The series comes from a painting project around the theme "The girl and the death" which stems from the Greek myth of Persephone.
In this pictorial search appeared shadows that struck me by their power of evocation. These shadows, by their blackness, evoke also the void and the silence: things that we do not meet often enough and that are source of all creations. Then, repeating this motif and trying to make it more meaningful, it seemed to me that a subtler element would enrich the reading of the pictures: especially since this triple approach makes profound sense for me.
The first step is to place the painting on the ground and to work on its surface without planning, just like the artists of action painting. This first step generating a colored surface suggesting a luminous space where I inscribe a black form generally of human shape. It looks like a shadow who is offering the viewer the possibility of a double reading. The third step consists of drawing and painting on the colored plane an abstract graph often developing like a fractal.
Why such an approach? Where does it come from?
In the 19th century, while freeing the painting from representative realism, photography also plunged this art into a questioning on its function. The mastery of color in photography being in its infancy, the painters rushed into this exploration using nature as a model. The loss of attractiveness of the landscape motif and the technical evolution of the photographic film led the painters towards new research that could be specific to their practice. An increasing number of avenues were explored by artists during the 20th century. This gave rise to a new conception of pictorial art, which defined it as a field of exploration that is constantly opening up to the unexpected. Breaking free from constraints of all kinds was the watchword of some painters, while others created a new framework of constraints that they wanted to be specific to their field of research. Even the freest and wildest creative thoughts were eventually forced to define their field and to restrict themselves to it. As today, the use of colored pigments and primed canvas appears to be a limitation, and a growing number of alternative tools related to technological developments are available to anyone who wants to create images: the term painter has changed to visual artist. This evolution integrates even the provocative agent that was the photography in the instrumental palette of the pictorial creator.

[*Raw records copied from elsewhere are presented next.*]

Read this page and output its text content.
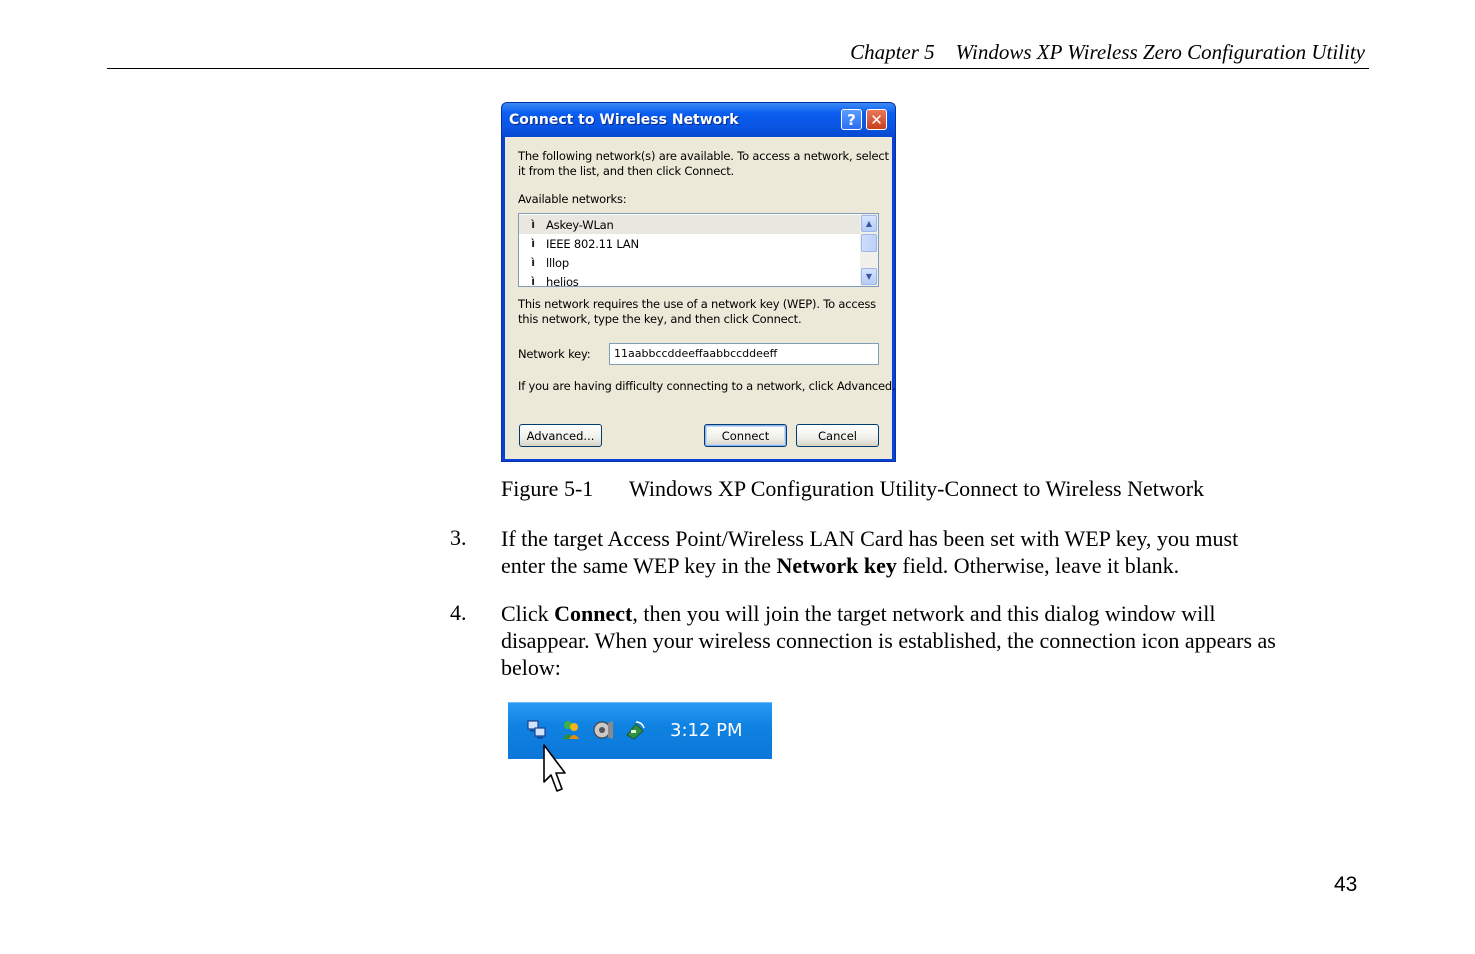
Chapter 5 Windows XP Wireless Zero Configuration Utility
Connect to Wireless Network	? ✕
The following network(s) are available. To access a network, select
it from the list, and then click Connect.
Available networks:
ì Askey-WLan
ì IEEE 802.11 LAN
ì lllop
ì helios
▲
▼
This network requires the use of a network key (WEP). To access
this network, type the key, and then click Connect.
Network key:	11aabbccddeeffaabbccddeeff
If you are having difficulty connecting to a network, click Advanced.
Advanced...	Connect	Cancel
Figure 5-1 Windows XP Configuration Utility-Connect to Wireless Network
3. If the target Access Point/Wireless LAN Card has been set with WEP key, you must
enter the same WEP key in the Network key field. Otherwise, leave it blank.
4. Click Connect, then you will join the target network and this dialog window will
disappear. When your wireless connection is established, the connection icon appears as
below:
3:12 PM
43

In this quest for creative freedom and search for meaning of the 20th century, action painting represents the quest for a path freed from the mind control that tries to appeal to the intelligence of the body by short-circuiting the judgments that are the fruit of intellectual conditioning. Even if one cannot deny that aesthetic, and therefore intellectual choices affect the process: it allows the creator to focus more on the choreography generated by his own body and thus to relax the mental control in the process of creation. This has the effect of arising the unexpected and opening new doors to the imagination. At the very least, it puts the pictorial proposition in the world of mystery, dreamscape and symbolism.

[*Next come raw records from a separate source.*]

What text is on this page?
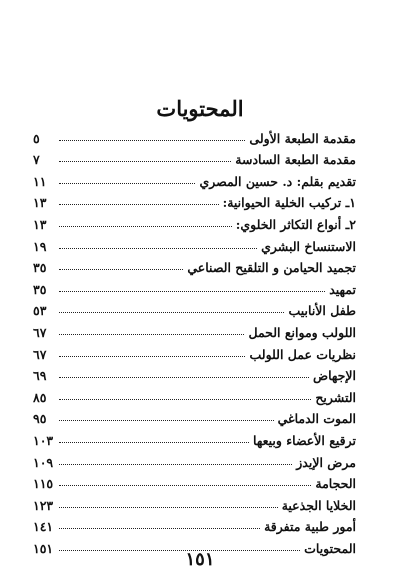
المحتويات
مقدمة الطبعة الأولى
٥
مقدمة الطبعة السادسة
٧
تقديم بقلم: د. حسين المصري
١١
١ـ تركيب الخلية الحيوانية:
١٣
٢ـ أنواع التكاثر الخلوي:
١٣
الاستنساخ البشري
١٩
تجميد الحيامن و التلقيح الصناعي
٣٥
تمهيد
٣٥
طفل الأنابيب
٥٣
اللولب وموانع الحمل
٦٧
نظريات عمل اللولب
٦٧
الإجهاض
٦٩
التشريح
٨٥
الموت الدماغي
٩٥
ترقيع الأعضاء وبيعها
١٠٣
مرض الإيدز
١٠٩
الحجامة
١١٥
الخلايا الجذعية
١٢٣
أمور طبية متفرقة
١٤١
المحتويات
١٥١
١٥١
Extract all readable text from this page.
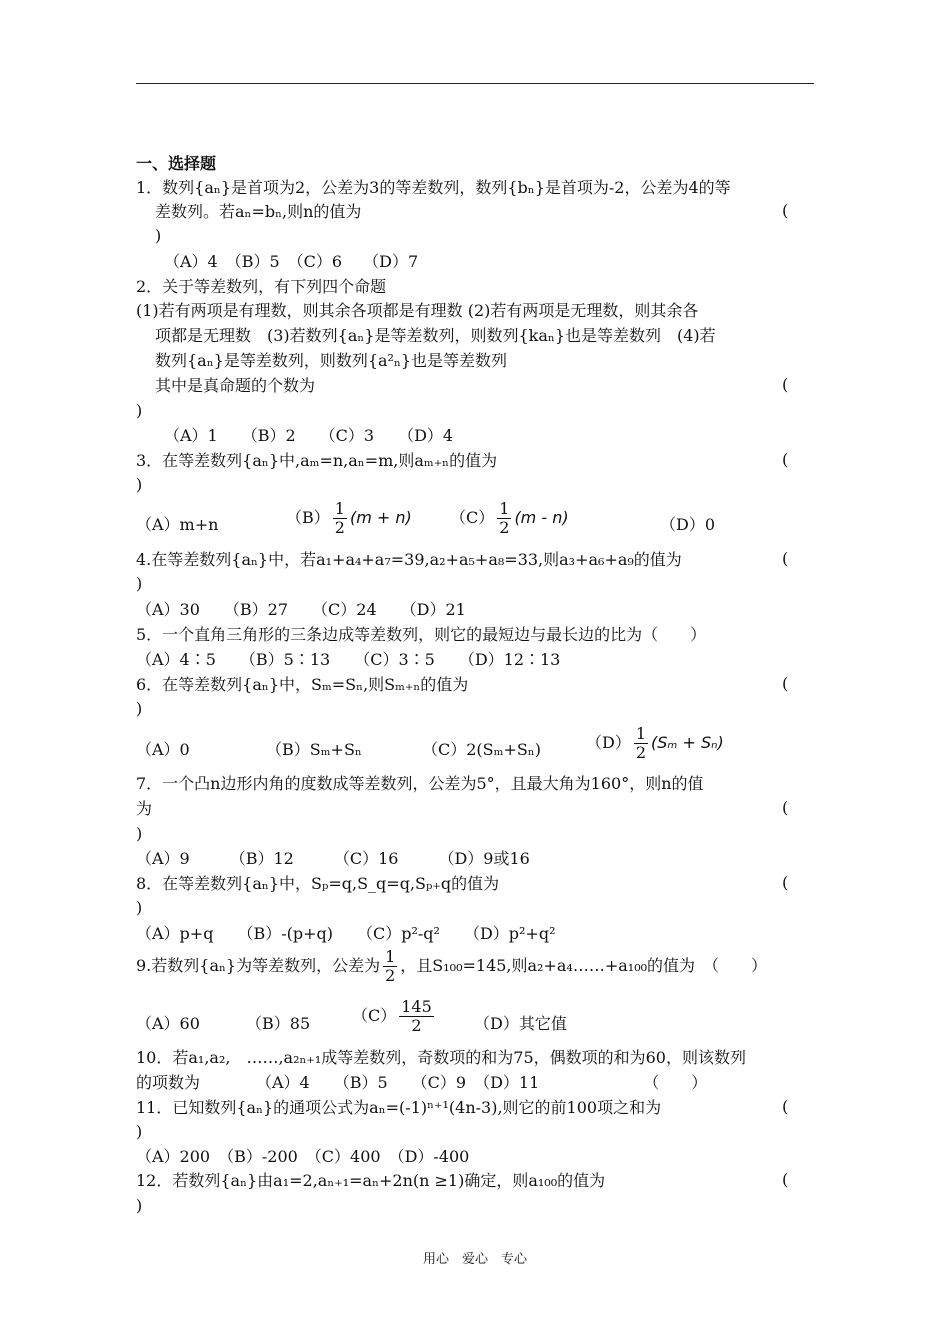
一、选择题
1．数列{aₙ}是首项为2，公差为3的等差数列，数列{bₙ}是首项为-2，公差为4的等
差数列。若aₙ=bₙ,则n的值为	(
)
（A）4　（B）5　（C）6　 （D）7
2．关于等差数列，有下列四个命题
(1)若有两项是有理数，则其余各项都是有理数 (2)若有两项是无理数，则其余各
项都是无理数　(3)若数列{aₙ}是等差数列，则数列{kaₙ}也是等差数列　(4)若
数列{aₙ}是等差数列，则数列{a²ₙ}也是等差数列
其中是真命题的个数为	(
)
（A）1　　（B）2　　（C）3　　（D）4
3．在等差数列{aₙ}中,aₘ=n,aₙ=m,则aₘ₊ₙ的值为	(
)
（A）m+n	$(B) \frac{1}{2} (m + n)$ $(C) \frac{1}{2} (m - n)$	（D）0
4.在等差数列{aₙ}中，若a₁+a₄+a₇=39,a₂+a₅+a₈=33,则a₃+a₆+a₉的值为	(
)
（A）30　　（B）27　　（C）24　　（D）21
5．一个直角三角形的三条边成等差数列，则它的最短边与最长边的比为（　　）
（A）4∶5　　（B）5∶13　　（C）3∶5　　（D）12∶13
6．在等差数列{aₙ}中，Sₘ=Sₙ,则Sₘ₊ₙ的值为	(
)
（A）0	（B）Sₘ+Sₙ	（C）2(Sₘ+Sₙ)	$(D) \frac{1}{2} (S_m + S_n)$
7．一个凸n边形内角的度数成等差数列，公差为5°，且最大角为160°，则n的值
为	(
)
（A）9　　　（B）12　　　（C）16　　　（D）9或16
8．在等差数列{aₙ}中，Sₚ=q,S_q=q,Sₚ₊q的值为	(
)
（A）p+q　　（B）-(p+q)　　（C）p²-q²　　（D）p²+q²
9.若数列{aₙ}为等差数列，公差为 $\frac{1}{2}$ ，且S₁₀₀=145,则a₂+a₄……+a₁₀₀的值为　（　　）
（A）60	（B）85	$(C) \frac{145}{2}$	（D）其它值
10．若a₁,a₂,　……,a₂ₙ₊₁成等差数列，奇数项的和为75，偶数项的和为60，则该数列
的项数为　　　　（A）4　　（B）5　　（C）9　（D）11　　　　　　　（　　）
11．已知数列{aₙ}的通项公式为aₙ=(-1)ⁿ⁺¹(4n-3),则它的前100项之和为	(
)
（A）200　（B）-200　（C）400　（D）-400
12．若数列{aₙ}由a₁=2,aₙ₊₁=aₙ+2n(n ≥1)确定，则a₁₀₀的值为	(
)
用心　爱心　专心
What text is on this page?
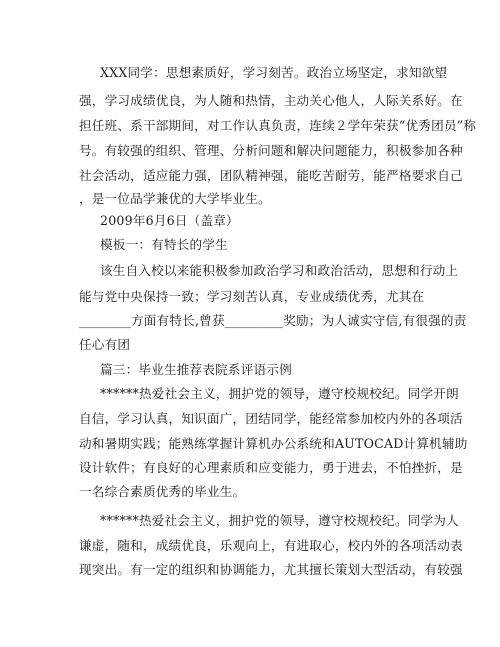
XXX同学：思想素质好，学习刻苦。政治立场坚定，求知欲望
强，学习成绩优良，为人随和热情，主动关心他人，人际关系好。在
担任班、系干部期间，对工作认真负责，连续２学年荣获“优秀团员”称
号。有较强的组织、管理、分析问题和解决问题能力，积极参加各种
社会活动，适应能力强，团队精神强，能吃苦耐劳，能严格要求自己
，是一位品学兼优的大学毕业生。
2009年6月6日（盖章）
模板一：有特长的学生
该生自入校以来能积极参加政治学习和政治活动，思想和行动上
能与党中央保持一致；学习刻苦认真，专业成绩优秀，尤其在
________方面有特长,曾获_________奖励；为人诚实守信,有很强的责
任心有团
篇三：毕业生推荐表院系评语示例
******热爱社会主义，拥护党的领导，遵守校规校纪。同学开朗
自信，学习认真，知识面广，团结同学，能经常参加校内外的各项活
动和暑期实践；能熟练掌握计算机办公系统和AUTOCAD计算机辅助
设计软件；有良好的心理素质和应变能力，勇于进去，不怕挫折，是
一名综合素质优秀的毕业生。
******热爱社会主义，拥护党的领导，遵守校规校纪。同学为人
谦虚，随和，成绩优良，乐观向上，有进取心，校内外的各项活动表
现突出。有一定的组织和协调能力，尤其擅长策划大型活动，有较强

The introduction of shadow figures in these dream worlds accentuates the mystery while creating spatial references for the viewer. We no longer know if we share an experience with these figures or if we are confronted by them. They participate in the experience while seeming to hinder it. On the other hand, the introduction of human representations is due to the fact that, in this way, the painting cannot be reduced to a decorative object having little meaning. As I see each work of art as a mirror of the state of mind of its creator at the moment of its realization: I want to remind the spectator that a human being confides to him through the work of art he observed. Art is and has always been a revealer of the human psyche and its evolution.
Next comes the apposition of painted graphs which, metaphorically, want to express the internal logic of these staging. Such as a mathematical equation or an algebraic formula, these graphs want to make readable, if not understandable, the mystery and beauty of the interrelation of the elements of the painting as well as their links with the different levels of complexity of our collective psyche. These graphs are made in the way and in the spirit of a medieval monk sitting at the scriptorium illuminating a sacred text and immersed in a meditation giving him the impression of participating in the Divine Mystery.
Three layers of meaning are expressed in different ways to testify to the complexity of the human soul. Three levels of expression trying to reveal my feeling about the mystery of human life. Three emotional strata marrying to draw a fragmentary portrait of our place in the universe.